By Joan Gralla
NEW YORK (Reuters) - Despite a budget crunch, New York City might have to increase funding for programs to help AIDS patients as its cost-cutting efforts have floundered and the state or federal governments could slice spending, a new report said on Tuesday.
New York City has one of the nation's largest populations of people living with AIDS -- 66,398 patients in 2009, the most recent data available.
The increase in this population has slowed from its 1990s spike to an average of about 1,669 new patients a year, according to the report by the Independent Budget Office. But the city has little control over the number of patients because doctors determine whether someone has AIDS.
Further, the city's cash crunch is far from unique.
New York state faces future deficits that run in the multibillions of dollars while the federal government is struggling to cut its own deficit.

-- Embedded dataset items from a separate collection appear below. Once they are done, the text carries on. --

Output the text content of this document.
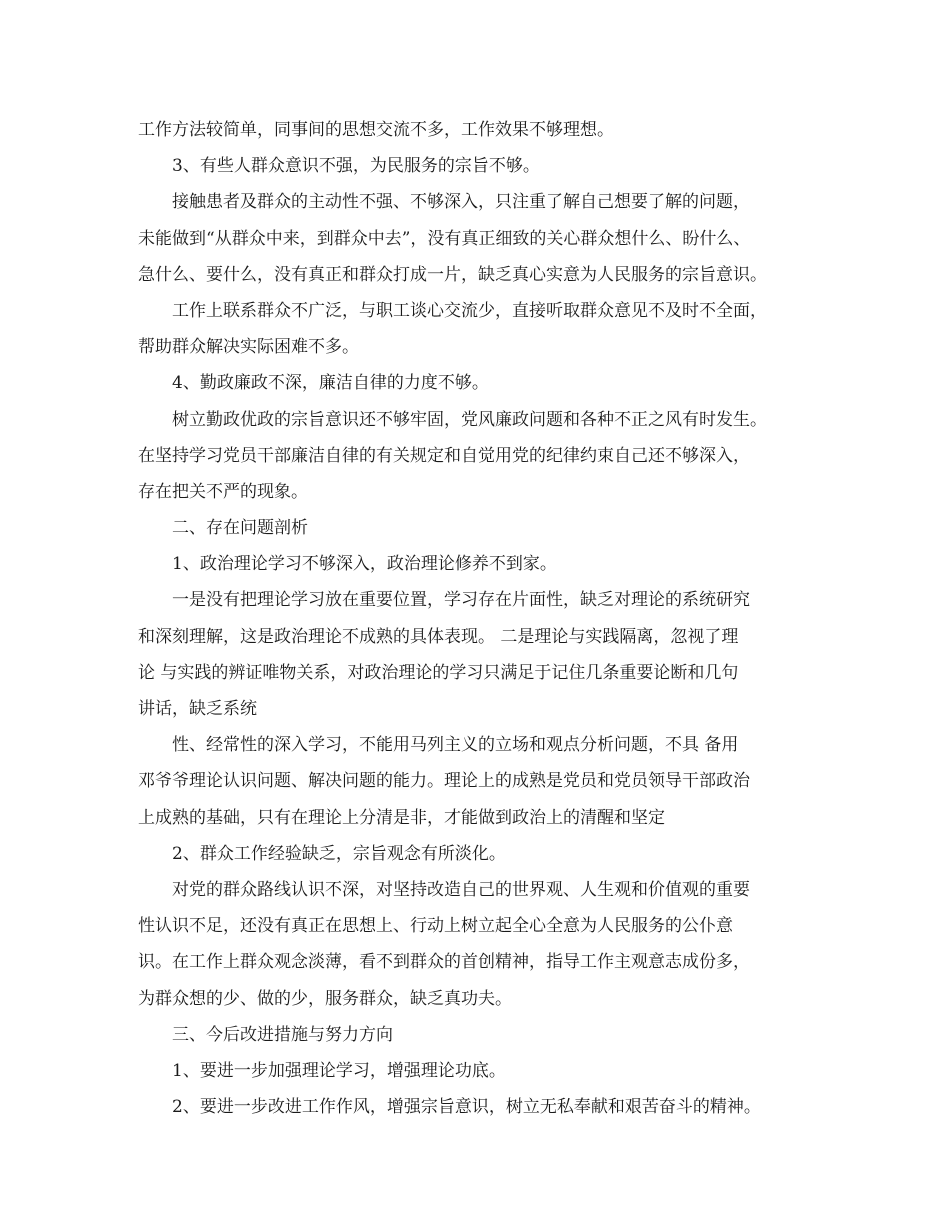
工作方法较简单，同事间的思想交流不多，工作效果不够理想。
3、有些人群众意识不强，为民服务的宗旨不够。
接触患者及群众的主动性不强、不够深入，只注重了解自己想要了解的问题，
未能做到“从群众中来，到群众中去”，没有真正细致的关心群众想什么、盼什么、
急什么、要什么，没有真正和群众打成一片，缺乏真心实意为人民服务的宗旨意识。
工作上联系群众不广泛，与职工谈心交流少，直接听取群众意见不及时不全面，
帮助群众解决实际困难不多。
4、勤政廉政不深，廉洁自律的力度不够。
树立勤政优政的宗旨意识还不够牢固，党风廉政问题和各种不正之风有时发生。
在坚持学习党员干部廉洁自律的有关规定和自觉用党的纪律约束自己还不够深入，
存在把关不严的现象。
二、存在问题剖析
1、政治理论学习不够深入，政治理论修养不到家。
一是没有把理论学习放在重要位置，学习存在片面性，缺乏对理论的系统研究
和深刻理解，这是政治理论不成熟的具体表现。 二是理论与实践隔离，忽视了理
论 与实践的辨证唯物关系，对政治理论的学习只满足于记住几条重要论断和几句
讲话，缺乏系统
性、经常性的深入学习，不能用马列主义的立场和观点分析问题，不具 备用
邓爷爷理论认识问题、解决问题的能力。理论上的成熟是党员和党员领导干部政治
上成熟的基础，只有在理论上分清是非，才能做到政治上的清醒和坚定
2、群众工作经验缺乏，宗旨观念有所淡化。
对党的群众路线认识不深，对坚持改造自己的世界观、人生观和价值观的重要
性认识不足，还没有真正在思想上、行动上树立起全心全意为人民服务的公仆意
识。在工作上群众观念淡薄，看不到群众的首创精神，指导工作主观意志成份多，
为群众想的少、做的少，服务群众，缺乏真功夫。
三、今后改进措施与努力方向
1、要进一步加强理论学习，增强理论功底。
2、要进一步改进工作作风，增强宗旨意识，树立无私奉献和艰苦奋斗的精神。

The city will contribute about half of the total of $225 million earmarked for assisting AIDS patients with housing, health and homemaker services, and the like in the current budget, the report said.
Mayor Michael Bloomberg, a political independent, has failed repeatedly to curb the costs of caring for AIDS patients. Legal requirements Bloomberg could not overturn set the number of caseload managers, and the City Council, led by Democrats, repeatedly restored his cuts, the report said.
AIDS patients, who lived an average of just over 109 months in 2008, also get the benefit of other public assistance, such as Medicaid, the federal-state plan for the poor, elderly and disabled, and the federal food stamp program, for example.
In November, Bloomberg did not propose any new cuts for the HIV/AIDS programs, the report said.
"This may reflect that the city's efforts to find savings in the HIV/AIDS Services Administration are not likely to get any easier in the future," it added.